Sa stratégie de séduction repose d'abord sur la parole qui persuade.
Mieux que
personne, il sait que la flatterie exerce un pouvoir de
séduction auquel il est difficile de résister.
Les femmes,
même si elles restent méfiantes, sont toujours sensibles
aux éloges qu'on peut faire de leur beauté.
Charlotte ne
fait pas exception.
Chez Don Juan, la flatterie commence
par un étonnement prolongé que marquent les multiples
exclamations et interrogations qui ponctuent son discours.
La répétition insistante de l'interjection «Ah! », qui
exprime l'admiration et plaisir physique, rythme cet étonnement et agit comme une incantation qui anesthésie la
résistance critique de la proie.
Don Juan donne le vertige à Charlotte, en faisant résonner à ses oreilles une cascade d'adjectifs élogieux :
« belle », « pénétrants », « agréable », « jolie »,
« mignon », « beaux », « amoureuses », « appétissantes », « charmante ».

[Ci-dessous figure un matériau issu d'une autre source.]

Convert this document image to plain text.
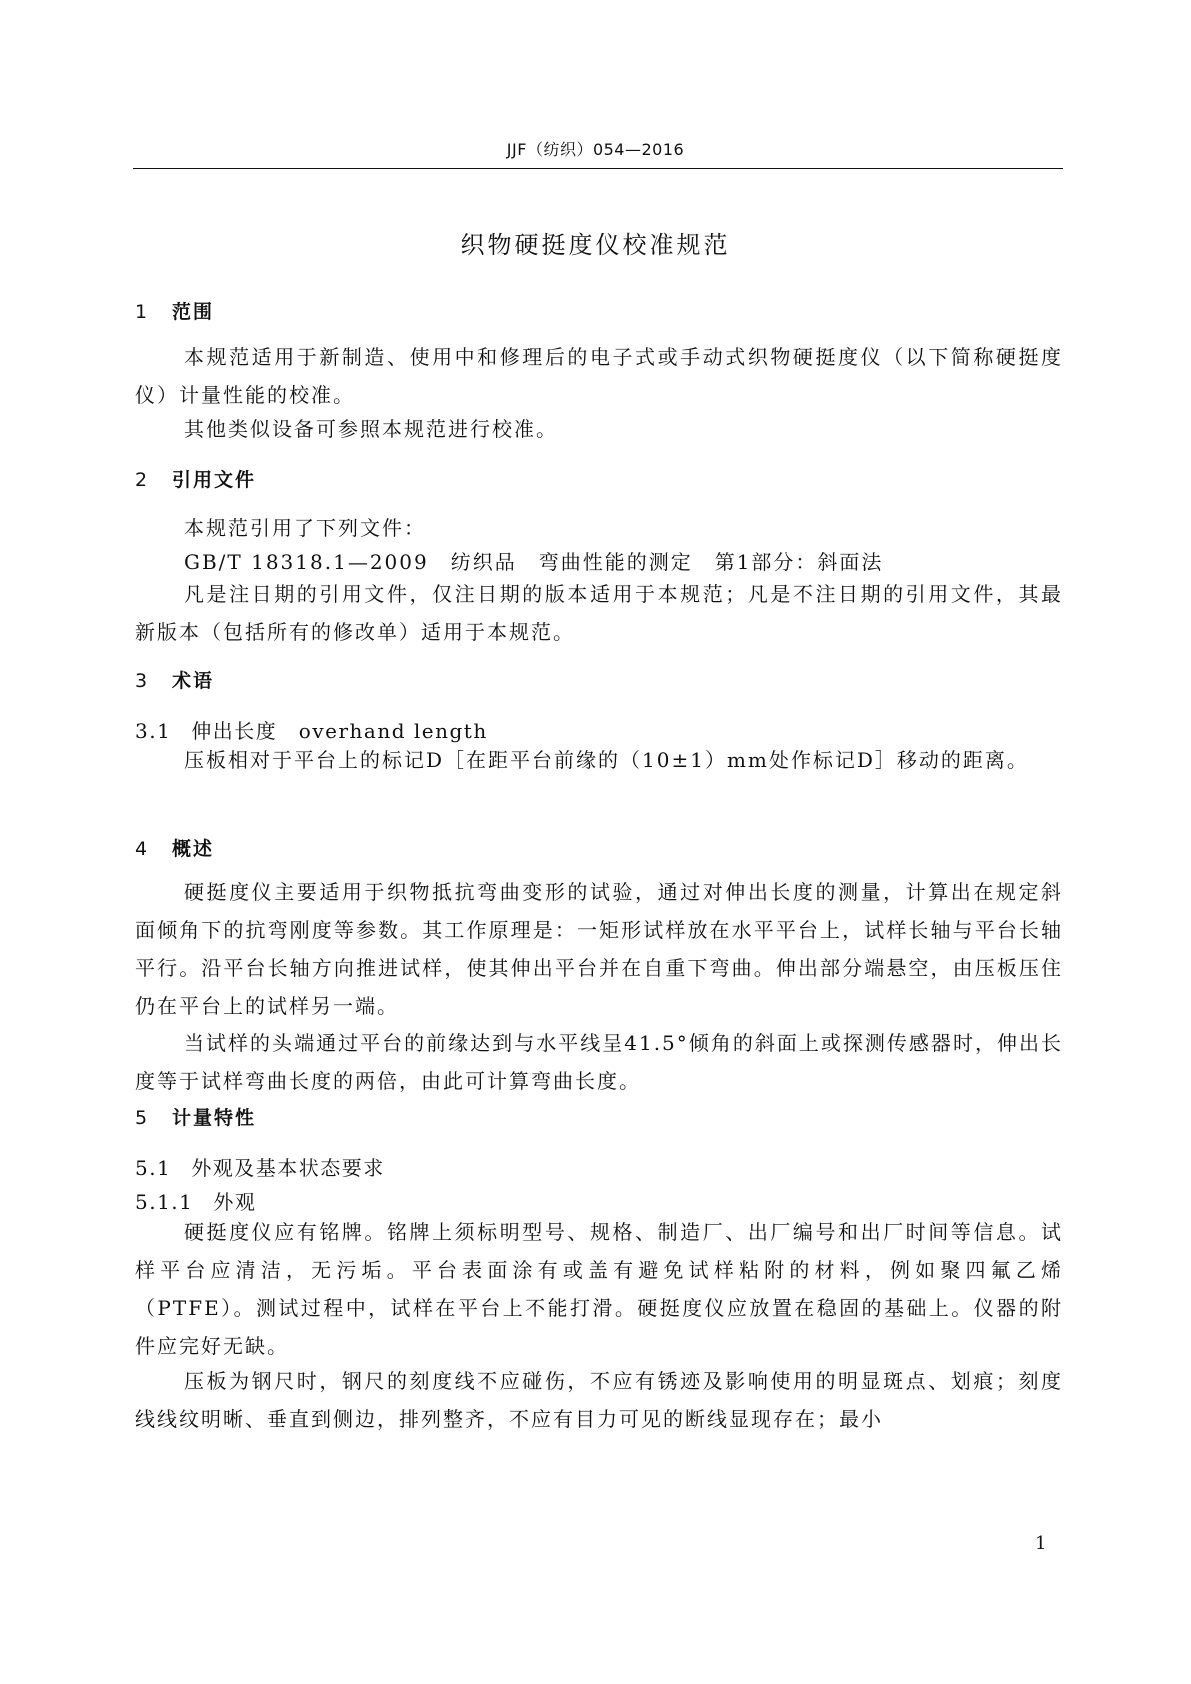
JJF（纺织）054—2016
织物硬挺度仪校准规范
1 范围
本规范适用于新制造、使用中和修理后的电子式或手动式织物硬挺度仪（以下简称硬挺度仪）计量性能的校准。
其他类似设备可参照本规范进行校准。
2 引用文件
本规范引用了下列文件：
GB/T 18318.1—2009　纺织品　弯曲性能的测定　第1部分：斜面法
凡是注日期的引用文件，仅注日期的版本适用于本规范；凡是不注日期的引用文件，其最新版本（包括所有的修改单）适用于本规范。
3 术语
3.1 伸出长度　overhand length
压板相对于平台上的标记D［在距平台前缘的（10±1）mm处作标记D］移动的距离。
4 概述
硬挺度仪主要适用于织物抵抗弯曲变形的试验，通过对伸出长度的测量，计算出在规定斜面倾角下的抗弯刚度等参数。其工作原理是：一矩形试样放在水平平台上，试样长轴与平台长轴平行。沿平台长轴方向推进试样，使其伸出平台并在自重下弯曲。伸出部分端悬空，由压板压住仍在平台上的试样另一端。
当试样的头端通过平台的前缘达到与水平线呈41.5°倾角的斜面上或探测传感器时，伸出长度等于试样弯曲长度的两倍，由此可计算弯曲长度。
5 计量特性
5.1 外观及基本状态要求
5.1.1 外观
硬挺度仪应有铭牌。铭牌上须标明型号、规格、制造厂、出厂编号和出厂时间等信息。试样平台应清洁，无污垢。平台表面涂有或盖有避免试样粘附的材料，例如聚四氟乙烯（PTFE）。测试过程中，试样在平台上不能打滑。硬挺度仪应放置在稳固的基础上。仪器的附件应完好无缺。
压板为钢尺时，钢尺的刻度线不应碰伤，不应有锈迹及影响使用的明显斑点、划痕；刻度线线纹明晰、垂直到侧边，排列整齐，不应有目力可见的断线显现存在；最小
1
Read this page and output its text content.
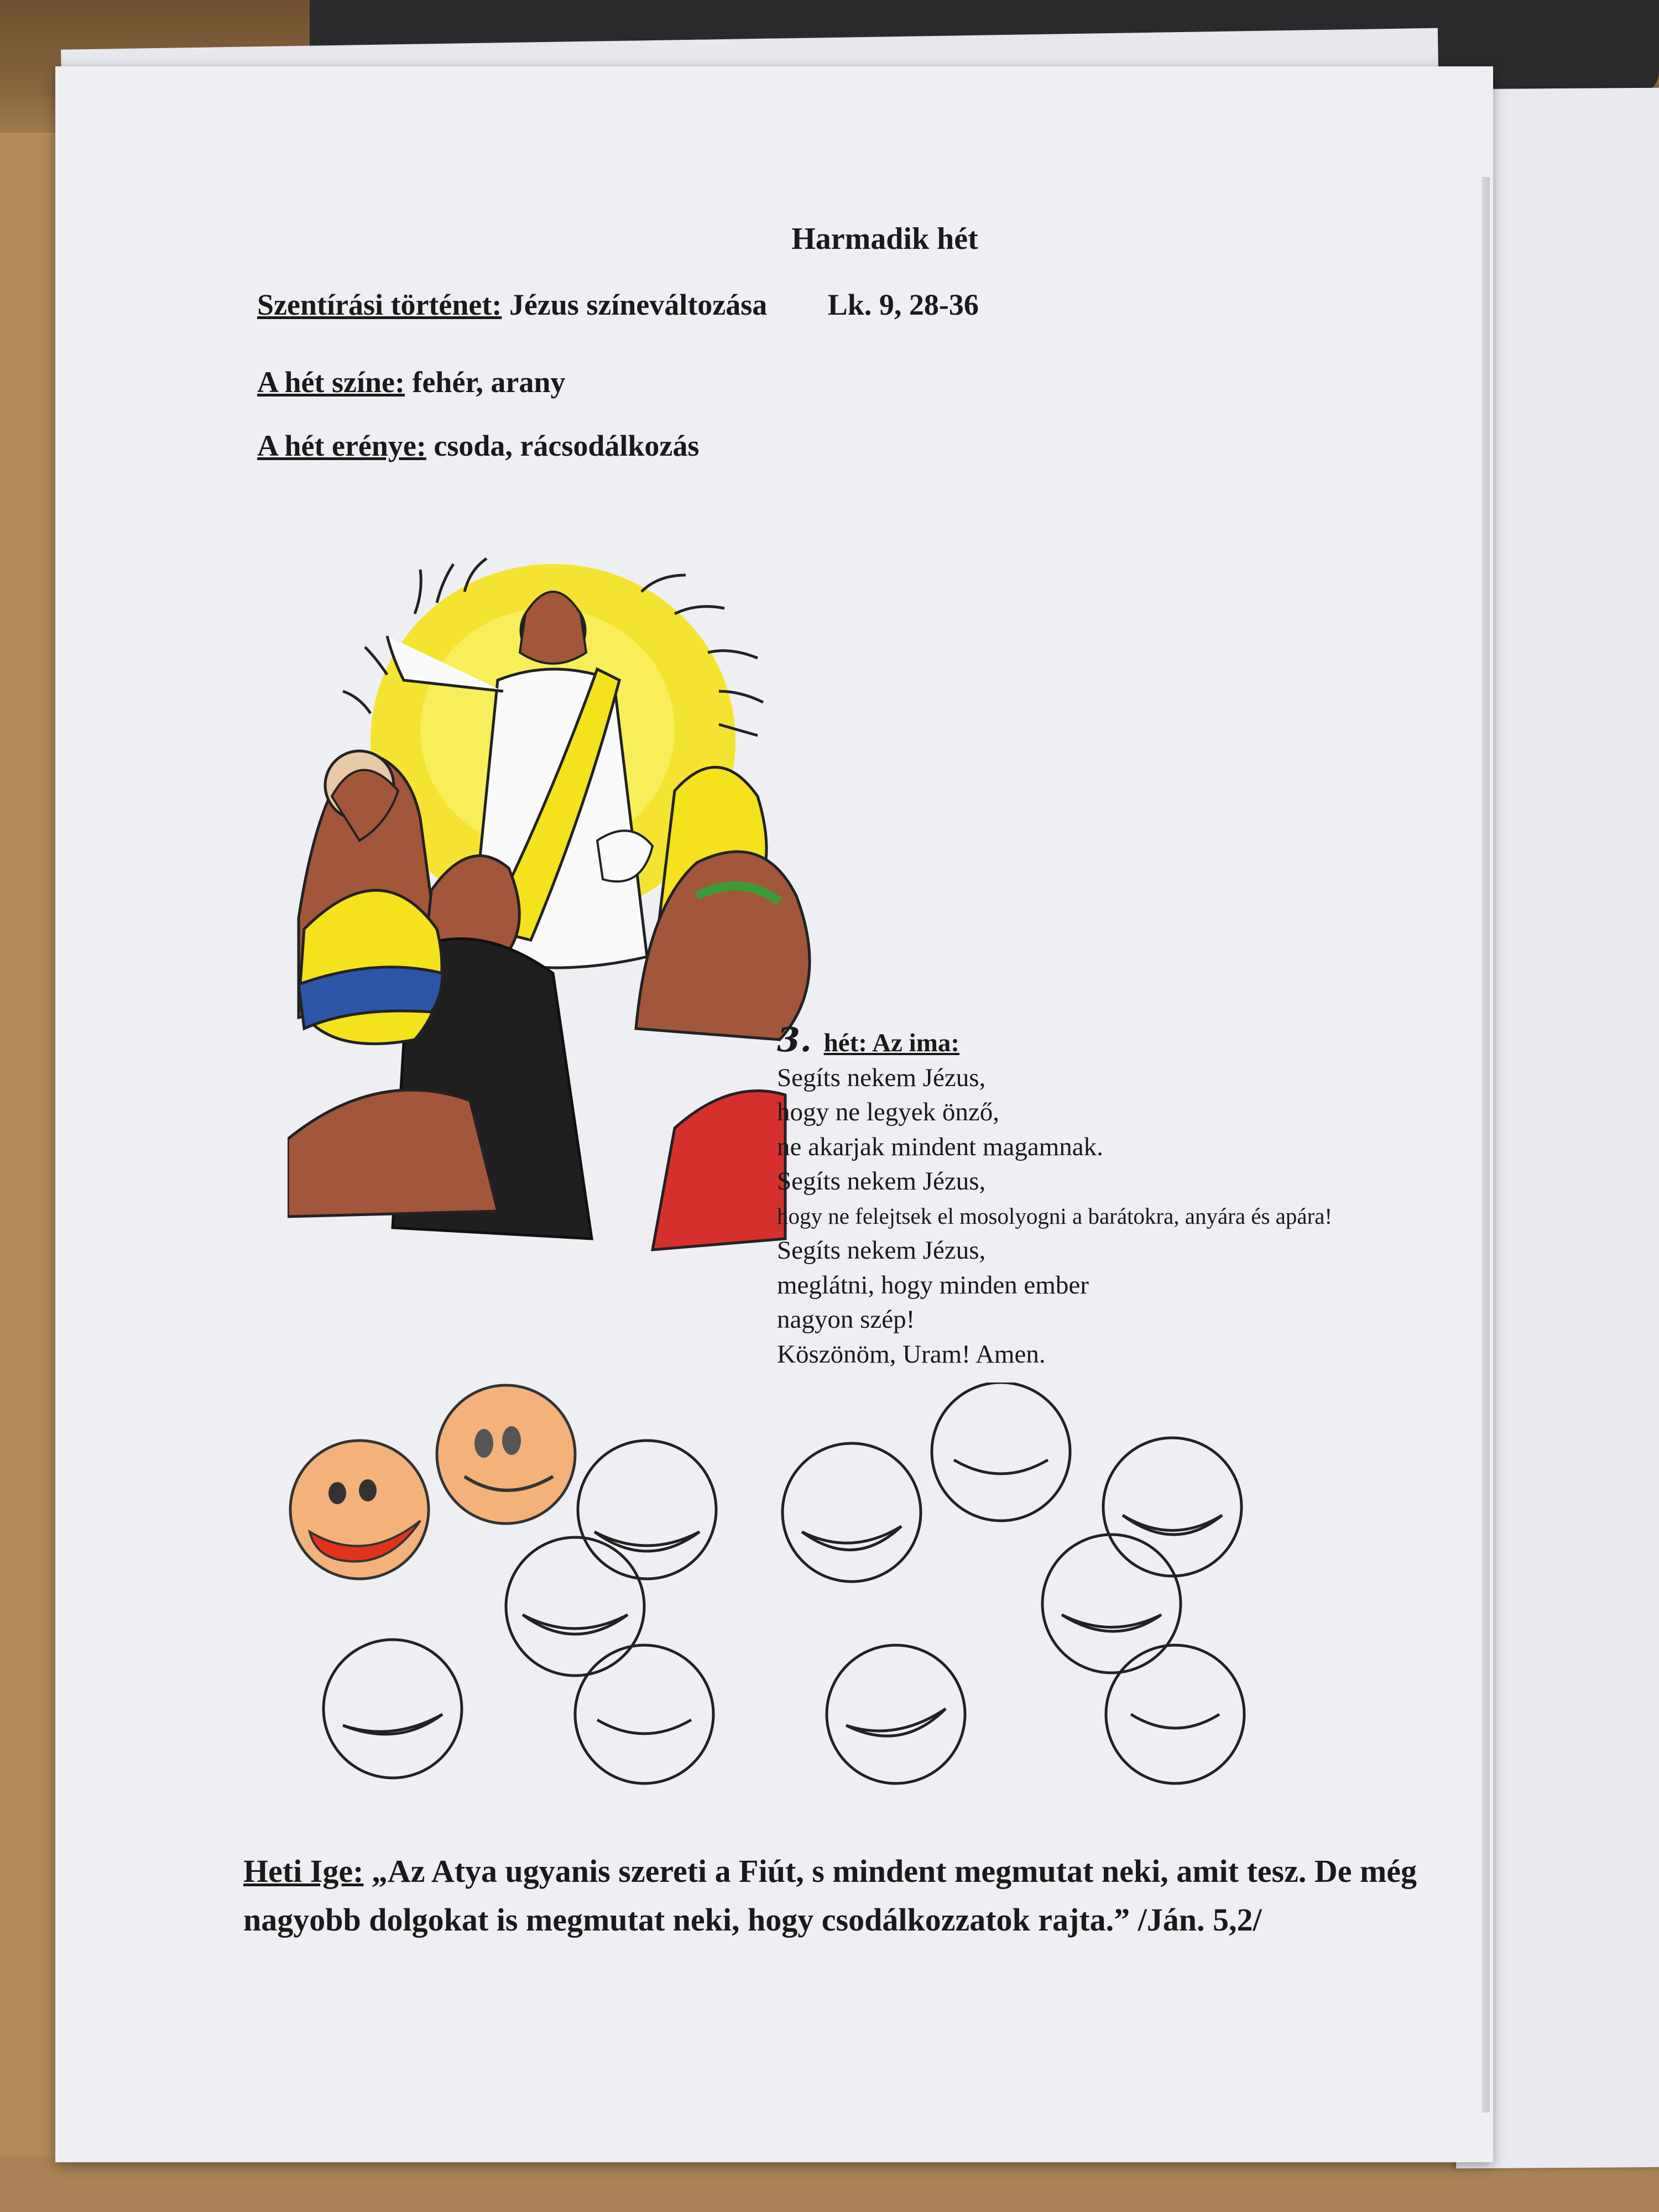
Harmadik hét
Szentírási történet: Jézus színeváltozása Lk. 9, 28-36
A hét színe: fehér, arany
A hét erénye: csoda, rácsodálkozás
3. hét: Az ima:
Segíts nekem Jézus,
hogy ne legyek önző,
ne akarjak mindent magamnak.
Segíts nekem Jézus,
hogy ne felejtsek el mosolyogni a barátokra, anyára és apára!
Segíts nekem Jézus,
meglátni, hogy minden ember
nagyon szép!
Köszönöm, Uram! Amen.
Heti Ige: „Az Atya ugyanis szereti a Fiút, s mindent megmutat neki, amit tesz. De még nagyobb dolgokat is megmutat neki, hogy csodálkozzatok rajta.” /Ján. 5,2/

Il abuse du superlatif: « Peut-on
rien voir de plus agréable? » (1.
5), « je n'ai jamais vu
une si charmante personne» (1.
12-13), « Elles sont les
plus belles du monde » (1.
27).
La répétition des mêmes
mots ou expressions ajoute encore à cet assaut verbal.
Les
mots « beau », « belle », « beauté » reviennent six fois
dans le texte.
La formule « je vous aime trop pour cela,
et c'est du fond du cœur que je vous parle» (1.
16-17),
réapparaît d'une manière condensée à la fin du texte : « je
vous aime de tout mon cœur » (1.
42-43).
Don Juan, qui
a compris la secrète ambition de Charlotte, flatte aussi
habilement sa vanité et son désir d'ascension sociale: elle
mérite mieux qu' « un simple paysan » (1.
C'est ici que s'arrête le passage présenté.